4. Neither the director nor any immediate
family member has, within the last three
years, been part of an interlocking
directorate. This means that no executive
officer of the Company serves on the
compensation committee of a company that
employs the director or immediate family
member.
5. The director is not currently an employee,
and no immediate family member is an
executive officer, of another company (i) that
represented at least 2% or $1 million,
whichever is greater, of the Company’s
gross revenues, or (ii) of which the Company
represented at least 2% or $1 million,
whichever is greater, of such other
company’s gross revenues, in any of the last
three fiscal years.

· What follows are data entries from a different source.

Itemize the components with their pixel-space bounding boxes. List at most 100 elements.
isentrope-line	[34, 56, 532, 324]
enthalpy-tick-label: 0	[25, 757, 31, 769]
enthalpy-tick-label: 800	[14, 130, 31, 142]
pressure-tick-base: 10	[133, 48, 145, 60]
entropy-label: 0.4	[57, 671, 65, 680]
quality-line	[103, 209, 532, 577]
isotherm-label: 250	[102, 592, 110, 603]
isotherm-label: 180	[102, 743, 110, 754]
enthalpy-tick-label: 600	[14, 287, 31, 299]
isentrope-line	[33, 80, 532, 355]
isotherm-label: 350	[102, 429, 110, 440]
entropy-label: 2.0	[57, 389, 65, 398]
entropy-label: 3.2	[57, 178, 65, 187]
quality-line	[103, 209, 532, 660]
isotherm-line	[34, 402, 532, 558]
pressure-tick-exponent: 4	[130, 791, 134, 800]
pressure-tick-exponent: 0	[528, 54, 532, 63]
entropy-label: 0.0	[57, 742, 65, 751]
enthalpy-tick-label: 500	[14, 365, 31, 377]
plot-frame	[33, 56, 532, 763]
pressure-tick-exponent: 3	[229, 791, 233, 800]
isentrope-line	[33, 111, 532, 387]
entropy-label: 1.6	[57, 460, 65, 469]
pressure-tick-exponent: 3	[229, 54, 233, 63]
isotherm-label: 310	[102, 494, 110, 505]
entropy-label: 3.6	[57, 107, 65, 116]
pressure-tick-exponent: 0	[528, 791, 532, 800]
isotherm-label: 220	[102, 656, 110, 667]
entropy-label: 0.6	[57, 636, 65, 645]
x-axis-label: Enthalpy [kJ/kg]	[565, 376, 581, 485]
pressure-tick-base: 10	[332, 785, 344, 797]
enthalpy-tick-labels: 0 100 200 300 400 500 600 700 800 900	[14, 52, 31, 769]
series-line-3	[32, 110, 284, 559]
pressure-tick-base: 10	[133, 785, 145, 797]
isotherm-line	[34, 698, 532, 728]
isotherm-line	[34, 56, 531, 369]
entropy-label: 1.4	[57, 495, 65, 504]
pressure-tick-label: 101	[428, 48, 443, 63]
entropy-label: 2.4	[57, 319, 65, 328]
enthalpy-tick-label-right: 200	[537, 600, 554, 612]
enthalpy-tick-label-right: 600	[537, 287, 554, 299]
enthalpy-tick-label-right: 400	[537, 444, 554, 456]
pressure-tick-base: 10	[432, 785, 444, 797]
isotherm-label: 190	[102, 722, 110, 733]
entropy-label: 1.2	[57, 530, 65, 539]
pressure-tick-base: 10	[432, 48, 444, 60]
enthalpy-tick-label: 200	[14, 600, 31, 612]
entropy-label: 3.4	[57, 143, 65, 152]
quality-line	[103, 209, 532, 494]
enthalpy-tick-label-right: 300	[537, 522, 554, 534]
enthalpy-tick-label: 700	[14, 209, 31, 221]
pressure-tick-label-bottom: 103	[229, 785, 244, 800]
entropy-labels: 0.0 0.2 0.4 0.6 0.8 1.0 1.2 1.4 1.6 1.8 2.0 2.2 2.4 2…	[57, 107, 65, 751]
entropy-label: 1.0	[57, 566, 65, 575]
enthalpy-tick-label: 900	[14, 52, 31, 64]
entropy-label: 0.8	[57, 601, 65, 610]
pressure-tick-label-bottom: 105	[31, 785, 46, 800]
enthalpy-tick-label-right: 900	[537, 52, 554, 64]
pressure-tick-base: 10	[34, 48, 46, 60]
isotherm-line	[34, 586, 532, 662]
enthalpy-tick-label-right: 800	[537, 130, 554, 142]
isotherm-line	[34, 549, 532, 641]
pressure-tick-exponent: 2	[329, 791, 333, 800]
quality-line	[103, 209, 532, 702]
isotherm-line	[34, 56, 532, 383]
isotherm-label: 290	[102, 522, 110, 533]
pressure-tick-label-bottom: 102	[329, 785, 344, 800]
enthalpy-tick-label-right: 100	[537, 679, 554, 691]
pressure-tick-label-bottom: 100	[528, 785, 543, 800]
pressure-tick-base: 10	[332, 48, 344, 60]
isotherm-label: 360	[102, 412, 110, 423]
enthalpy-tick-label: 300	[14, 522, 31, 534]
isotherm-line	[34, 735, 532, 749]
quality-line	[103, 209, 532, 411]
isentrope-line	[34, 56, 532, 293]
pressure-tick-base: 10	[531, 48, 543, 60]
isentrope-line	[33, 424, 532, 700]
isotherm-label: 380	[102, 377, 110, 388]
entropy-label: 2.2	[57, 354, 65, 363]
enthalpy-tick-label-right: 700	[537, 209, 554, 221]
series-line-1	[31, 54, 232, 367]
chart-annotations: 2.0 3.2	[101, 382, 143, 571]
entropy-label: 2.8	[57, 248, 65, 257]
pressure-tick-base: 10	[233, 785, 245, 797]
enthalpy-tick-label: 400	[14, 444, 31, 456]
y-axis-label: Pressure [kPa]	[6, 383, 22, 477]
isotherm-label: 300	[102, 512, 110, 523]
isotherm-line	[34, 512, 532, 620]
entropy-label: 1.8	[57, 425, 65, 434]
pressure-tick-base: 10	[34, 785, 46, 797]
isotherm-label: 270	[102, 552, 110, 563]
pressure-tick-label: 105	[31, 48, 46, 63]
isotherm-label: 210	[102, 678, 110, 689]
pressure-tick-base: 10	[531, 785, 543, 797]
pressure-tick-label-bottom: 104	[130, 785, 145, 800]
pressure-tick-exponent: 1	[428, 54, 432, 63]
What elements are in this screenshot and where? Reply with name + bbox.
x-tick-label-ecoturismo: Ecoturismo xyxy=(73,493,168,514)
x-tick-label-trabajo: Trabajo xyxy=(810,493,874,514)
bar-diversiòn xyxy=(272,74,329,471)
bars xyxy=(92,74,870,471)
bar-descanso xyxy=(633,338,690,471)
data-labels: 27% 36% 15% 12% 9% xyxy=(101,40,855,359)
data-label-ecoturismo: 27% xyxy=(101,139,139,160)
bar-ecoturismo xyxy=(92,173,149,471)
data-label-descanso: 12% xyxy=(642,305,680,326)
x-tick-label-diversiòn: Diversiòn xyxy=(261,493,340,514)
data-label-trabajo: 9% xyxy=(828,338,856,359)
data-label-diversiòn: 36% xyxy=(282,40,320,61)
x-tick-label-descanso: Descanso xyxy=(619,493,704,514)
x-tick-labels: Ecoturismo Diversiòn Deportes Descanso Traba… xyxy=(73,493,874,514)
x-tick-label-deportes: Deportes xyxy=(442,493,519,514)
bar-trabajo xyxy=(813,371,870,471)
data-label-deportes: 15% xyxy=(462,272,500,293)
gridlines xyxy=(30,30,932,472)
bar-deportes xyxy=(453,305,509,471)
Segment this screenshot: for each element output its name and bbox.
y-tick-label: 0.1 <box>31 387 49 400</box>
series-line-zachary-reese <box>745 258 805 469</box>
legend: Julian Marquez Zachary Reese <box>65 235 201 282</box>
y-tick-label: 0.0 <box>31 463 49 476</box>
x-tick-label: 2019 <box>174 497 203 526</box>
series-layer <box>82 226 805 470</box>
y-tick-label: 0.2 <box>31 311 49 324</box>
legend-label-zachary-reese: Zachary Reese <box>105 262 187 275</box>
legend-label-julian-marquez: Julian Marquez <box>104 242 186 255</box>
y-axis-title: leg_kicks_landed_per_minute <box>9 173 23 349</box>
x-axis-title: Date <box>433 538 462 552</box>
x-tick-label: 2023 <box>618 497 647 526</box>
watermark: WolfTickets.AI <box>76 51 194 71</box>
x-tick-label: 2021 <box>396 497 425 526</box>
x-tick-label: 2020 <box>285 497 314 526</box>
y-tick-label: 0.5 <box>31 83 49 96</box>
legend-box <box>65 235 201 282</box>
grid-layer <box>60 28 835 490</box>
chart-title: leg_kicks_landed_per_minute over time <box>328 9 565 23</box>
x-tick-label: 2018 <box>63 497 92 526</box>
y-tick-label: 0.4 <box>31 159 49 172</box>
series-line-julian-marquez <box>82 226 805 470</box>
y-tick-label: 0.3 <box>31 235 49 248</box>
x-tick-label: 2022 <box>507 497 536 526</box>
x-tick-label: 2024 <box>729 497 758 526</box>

Charitable contributions
are excluded from this calculation.
The Board considers that the following
situations do not create material
relationships:
1. the receipt by a director of retirement
compensation earned under one or more
tax-qualified or nonqualified plans during the
director’s employment with the Company;
2. ordinary-course business between the
Company and an organization of which the
Board member is an officer or director,
where the amount of such business is
immaterial with respect to the Company’s or
the organization’s annual revenues; or
3. the receipt of cash or in-kind
contributions from the Company by a
tax-exempt charitable organization of which
the Board member is an officer or director,
the value of which is immaterial with respect
to the Company’s or the charitable
organization’s annual revenues.
For the purposes of these standards,
“Company” includes all Alaska Air Group
subsidiaries and other affiliates. “Immediate
family member” includes the director’s
spouse, domestic partner, parents, children,
siblings, mothers- and fathers-in-law, sons-
and daughters-in-law, and anyone sharing
the director’s home. The independence
standards for the members of the Audit
Committee provide that in addition to the
foregoing standards they may not (a) receive
any compensation other than director’s fees
for Board and Audit Committee service and
permitted retirement pay, or (b) be an
“affiliate” of the Company as defined by
applicable SEC rules.
Director Nomination Policy
Identification and Evaluation of Candidates
1. Internal Process for Identifying
Candidates
The Governance and Nominating Committee
(the “Committee”) has two primary methods
for identifying candidates (other than those
proposed by the Company’s stockholders,
as discussed below). First, on a periodic
basis, the Committee solicits ideas for
possible candidates from a number of
sources including, but not limited to,
members of the Board, senior-level Company
executives, individuals personally known to
the members of the Board, and research.